Anders Bogsjö

Personal information
- Date of birth: 16 June 1966 (age 59)
- Place of birth: Borås, Sweden
- Height: 1.96 m (6 ft 5 in)
- Position: Goalkeeper

Senior career*
- Years: Team / Apps / (Gls)
- 1983–2001: IF Elfsborg / 103 / (0)
- 2002–2004: Mariedals IK / 118 / (0)

International career
- 1986: Sweden U21 / 1 / (0)

= Anders Bogsjö =

Swedish footballer

Anders Bogsjö (born 16 June 1966) is a Swedish retired football goalkeeper.

He joined IF Elfsborg in 1983 and made the first team in 1985. Upon their relegation from Allsvenskan in 1987 he was the club's first-choice goalkeeper the next season, and remained so until hanging up his boots in 1991 to become a physiotherapist.

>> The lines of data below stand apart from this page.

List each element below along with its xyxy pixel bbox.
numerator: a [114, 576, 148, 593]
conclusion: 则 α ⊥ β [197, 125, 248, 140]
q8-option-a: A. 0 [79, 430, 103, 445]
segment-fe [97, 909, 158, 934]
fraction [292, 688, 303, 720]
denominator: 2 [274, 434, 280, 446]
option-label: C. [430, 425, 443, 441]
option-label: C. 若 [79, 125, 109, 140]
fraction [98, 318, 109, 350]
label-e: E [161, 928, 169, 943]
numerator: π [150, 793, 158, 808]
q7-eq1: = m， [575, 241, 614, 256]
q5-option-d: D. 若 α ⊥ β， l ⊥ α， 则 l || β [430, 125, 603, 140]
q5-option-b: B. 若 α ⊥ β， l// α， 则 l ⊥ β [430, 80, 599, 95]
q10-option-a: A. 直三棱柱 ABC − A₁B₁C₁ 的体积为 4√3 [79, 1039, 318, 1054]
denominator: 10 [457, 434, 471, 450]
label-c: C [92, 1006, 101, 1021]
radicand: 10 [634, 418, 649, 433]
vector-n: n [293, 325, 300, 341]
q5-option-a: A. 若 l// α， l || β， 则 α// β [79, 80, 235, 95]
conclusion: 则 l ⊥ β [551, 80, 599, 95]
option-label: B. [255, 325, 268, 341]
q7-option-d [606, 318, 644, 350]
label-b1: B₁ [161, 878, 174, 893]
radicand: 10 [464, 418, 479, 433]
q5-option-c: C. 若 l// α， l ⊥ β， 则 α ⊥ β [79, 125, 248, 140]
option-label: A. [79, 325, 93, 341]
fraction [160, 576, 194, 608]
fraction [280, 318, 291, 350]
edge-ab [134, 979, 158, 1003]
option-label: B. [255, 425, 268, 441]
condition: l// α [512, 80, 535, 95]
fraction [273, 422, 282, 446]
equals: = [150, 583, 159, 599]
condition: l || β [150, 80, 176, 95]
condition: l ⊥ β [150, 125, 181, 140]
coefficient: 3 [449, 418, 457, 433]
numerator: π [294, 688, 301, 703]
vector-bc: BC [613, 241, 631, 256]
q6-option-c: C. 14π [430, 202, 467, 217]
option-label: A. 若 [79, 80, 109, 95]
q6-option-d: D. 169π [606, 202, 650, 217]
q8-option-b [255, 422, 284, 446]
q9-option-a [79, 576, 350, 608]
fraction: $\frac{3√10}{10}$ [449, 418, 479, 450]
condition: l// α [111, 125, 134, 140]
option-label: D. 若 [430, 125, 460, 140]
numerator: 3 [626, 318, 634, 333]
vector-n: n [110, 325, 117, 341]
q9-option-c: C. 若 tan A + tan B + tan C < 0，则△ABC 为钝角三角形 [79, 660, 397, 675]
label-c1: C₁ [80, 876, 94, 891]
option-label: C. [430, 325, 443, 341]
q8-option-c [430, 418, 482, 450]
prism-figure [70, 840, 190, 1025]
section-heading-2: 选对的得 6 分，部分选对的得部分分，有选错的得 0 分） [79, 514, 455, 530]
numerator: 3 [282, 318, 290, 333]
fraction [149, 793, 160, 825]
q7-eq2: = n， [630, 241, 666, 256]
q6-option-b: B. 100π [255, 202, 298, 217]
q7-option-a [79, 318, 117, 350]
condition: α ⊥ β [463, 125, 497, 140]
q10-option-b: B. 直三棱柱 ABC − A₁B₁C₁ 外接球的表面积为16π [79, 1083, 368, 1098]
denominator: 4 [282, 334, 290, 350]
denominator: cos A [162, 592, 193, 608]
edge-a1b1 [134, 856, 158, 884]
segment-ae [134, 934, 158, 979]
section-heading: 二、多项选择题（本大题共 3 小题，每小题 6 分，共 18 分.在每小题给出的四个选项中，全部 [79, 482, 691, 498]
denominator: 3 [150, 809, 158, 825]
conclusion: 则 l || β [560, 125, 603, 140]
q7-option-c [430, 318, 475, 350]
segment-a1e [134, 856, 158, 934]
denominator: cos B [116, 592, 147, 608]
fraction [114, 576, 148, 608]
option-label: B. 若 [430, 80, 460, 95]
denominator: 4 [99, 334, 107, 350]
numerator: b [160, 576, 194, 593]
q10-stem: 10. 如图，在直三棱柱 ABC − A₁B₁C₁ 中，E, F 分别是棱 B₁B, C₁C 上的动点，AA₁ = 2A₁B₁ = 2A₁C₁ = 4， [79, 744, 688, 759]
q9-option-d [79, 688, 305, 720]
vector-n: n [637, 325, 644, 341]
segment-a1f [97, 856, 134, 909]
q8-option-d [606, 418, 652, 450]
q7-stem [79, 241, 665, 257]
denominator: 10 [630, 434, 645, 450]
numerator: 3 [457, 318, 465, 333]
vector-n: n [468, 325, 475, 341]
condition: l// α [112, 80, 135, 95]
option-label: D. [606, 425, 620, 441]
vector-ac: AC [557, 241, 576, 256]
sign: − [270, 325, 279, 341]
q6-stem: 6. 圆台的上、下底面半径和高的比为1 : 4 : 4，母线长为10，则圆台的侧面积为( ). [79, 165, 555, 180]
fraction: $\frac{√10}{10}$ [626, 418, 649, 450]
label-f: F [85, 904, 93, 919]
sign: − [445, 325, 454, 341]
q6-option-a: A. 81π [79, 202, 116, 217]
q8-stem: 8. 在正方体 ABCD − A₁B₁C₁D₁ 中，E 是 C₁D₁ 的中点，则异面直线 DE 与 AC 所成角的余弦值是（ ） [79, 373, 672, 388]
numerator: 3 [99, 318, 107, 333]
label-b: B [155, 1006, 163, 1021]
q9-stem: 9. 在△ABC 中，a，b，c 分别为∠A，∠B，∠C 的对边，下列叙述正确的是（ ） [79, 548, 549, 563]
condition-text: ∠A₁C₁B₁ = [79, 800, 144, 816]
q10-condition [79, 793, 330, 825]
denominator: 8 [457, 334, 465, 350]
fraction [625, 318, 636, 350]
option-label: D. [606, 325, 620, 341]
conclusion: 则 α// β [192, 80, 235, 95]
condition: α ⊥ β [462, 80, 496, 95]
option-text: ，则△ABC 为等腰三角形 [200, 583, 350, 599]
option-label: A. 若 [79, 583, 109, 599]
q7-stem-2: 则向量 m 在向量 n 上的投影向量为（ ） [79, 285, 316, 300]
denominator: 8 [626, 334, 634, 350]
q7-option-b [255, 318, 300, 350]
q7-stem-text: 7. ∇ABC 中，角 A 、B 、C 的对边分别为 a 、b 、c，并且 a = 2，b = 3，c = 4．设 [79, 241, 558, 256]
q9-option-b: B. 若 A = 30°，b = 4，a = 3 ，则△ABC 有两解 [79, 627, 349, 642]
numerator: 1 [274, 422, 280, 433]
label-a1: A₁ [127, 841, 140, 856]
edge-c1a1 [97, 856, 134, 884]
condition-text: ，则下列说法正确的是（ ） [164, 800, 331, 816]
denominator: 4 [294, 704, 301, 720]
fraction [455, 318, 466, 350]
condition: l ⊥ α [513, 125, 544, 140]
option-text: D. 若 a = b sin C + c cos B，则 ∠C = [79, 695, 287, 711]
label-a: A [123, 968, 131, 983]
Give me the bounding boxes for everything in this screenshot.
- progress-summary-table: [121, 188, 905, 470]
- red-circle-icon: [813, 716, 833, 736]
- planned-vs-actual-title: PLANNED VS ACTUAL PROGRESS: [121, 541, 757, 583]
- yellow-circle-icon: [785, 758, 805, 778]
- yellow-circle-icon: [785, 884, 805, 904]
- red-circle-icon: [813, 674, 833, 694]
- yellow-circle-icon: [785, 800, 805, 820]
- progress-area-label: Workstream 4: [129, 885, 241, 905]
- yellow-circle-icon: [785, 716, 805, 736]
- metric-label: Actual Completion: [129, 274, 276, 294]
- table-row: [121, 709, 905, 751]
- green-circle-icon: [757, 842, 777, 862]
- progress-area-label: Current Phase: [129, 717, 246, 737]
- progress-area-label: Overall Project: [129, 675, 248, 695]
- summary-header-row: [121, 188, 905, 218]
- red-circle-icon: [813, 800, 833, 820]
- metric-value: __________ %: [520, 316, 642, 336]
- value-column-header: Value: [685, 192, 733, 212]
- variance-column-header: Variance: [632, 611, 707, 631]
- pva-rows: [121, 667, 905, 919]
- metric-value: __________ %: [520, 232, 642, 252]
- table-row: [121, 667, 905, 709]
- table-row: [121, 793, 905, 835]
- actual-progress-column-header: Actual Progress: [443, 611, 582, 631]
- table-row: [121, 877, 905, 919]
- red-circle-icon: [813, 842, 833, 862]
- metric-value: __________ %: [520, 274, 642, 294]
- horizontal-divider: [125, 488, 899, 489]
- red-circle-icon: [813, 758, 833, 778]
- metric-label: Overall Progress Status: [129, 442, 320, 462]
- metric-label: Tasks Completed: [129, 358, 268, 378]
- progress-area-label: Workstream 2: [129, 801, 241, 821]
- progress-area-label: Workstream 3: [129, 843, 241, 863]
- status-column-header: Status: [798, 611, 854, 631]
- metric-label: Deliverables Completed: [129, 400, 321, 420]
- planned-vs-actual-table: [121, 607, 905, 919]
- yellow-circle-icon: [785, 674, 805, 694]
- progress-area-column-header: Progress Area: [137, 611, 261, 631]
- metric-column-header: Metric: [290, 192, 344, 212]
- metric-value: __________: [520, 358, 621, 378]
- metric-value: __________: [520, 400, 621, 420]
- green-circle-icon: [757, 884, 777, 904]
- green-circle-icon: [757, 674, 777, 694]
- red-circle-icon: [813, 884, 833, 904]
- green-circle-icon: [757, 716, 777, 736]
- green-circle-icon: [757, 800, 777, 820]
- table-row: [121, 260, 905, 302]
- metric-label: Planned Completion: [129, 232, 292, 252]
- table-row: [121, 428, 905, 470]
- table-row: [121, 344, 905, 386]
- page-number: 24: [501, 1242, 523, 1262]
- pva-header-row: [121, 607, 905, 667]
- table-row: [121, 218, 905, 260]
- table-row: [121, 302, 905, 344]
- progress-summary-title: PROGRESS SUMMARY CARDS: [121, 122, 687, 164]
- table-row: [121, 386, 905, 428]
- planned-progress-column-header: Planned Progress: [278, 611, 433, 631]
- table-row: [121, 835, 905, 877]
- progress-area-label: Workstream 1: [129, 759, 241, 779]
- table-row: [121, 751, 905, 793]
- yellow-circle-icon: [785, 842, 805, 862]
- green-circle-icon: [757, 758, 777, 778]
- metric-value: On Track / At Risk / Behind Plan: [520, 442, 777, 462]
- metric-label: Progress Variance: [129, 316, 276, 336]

In 1995 he returned to football and rejoined IF Elfsborg. In 1997 Bogsjö was nominated for Goalkeeper of the Year at Fotbollsgalan. In 2001, he played out the rest of his career at Mariedals IK, his boyhood club.

After leaving football he became a chemistry and engineering teacher. In 2008, he appeared as a contestant on Postkodmiljonären, winning 10,000 kr. He is a supporter of Stoke City in English football.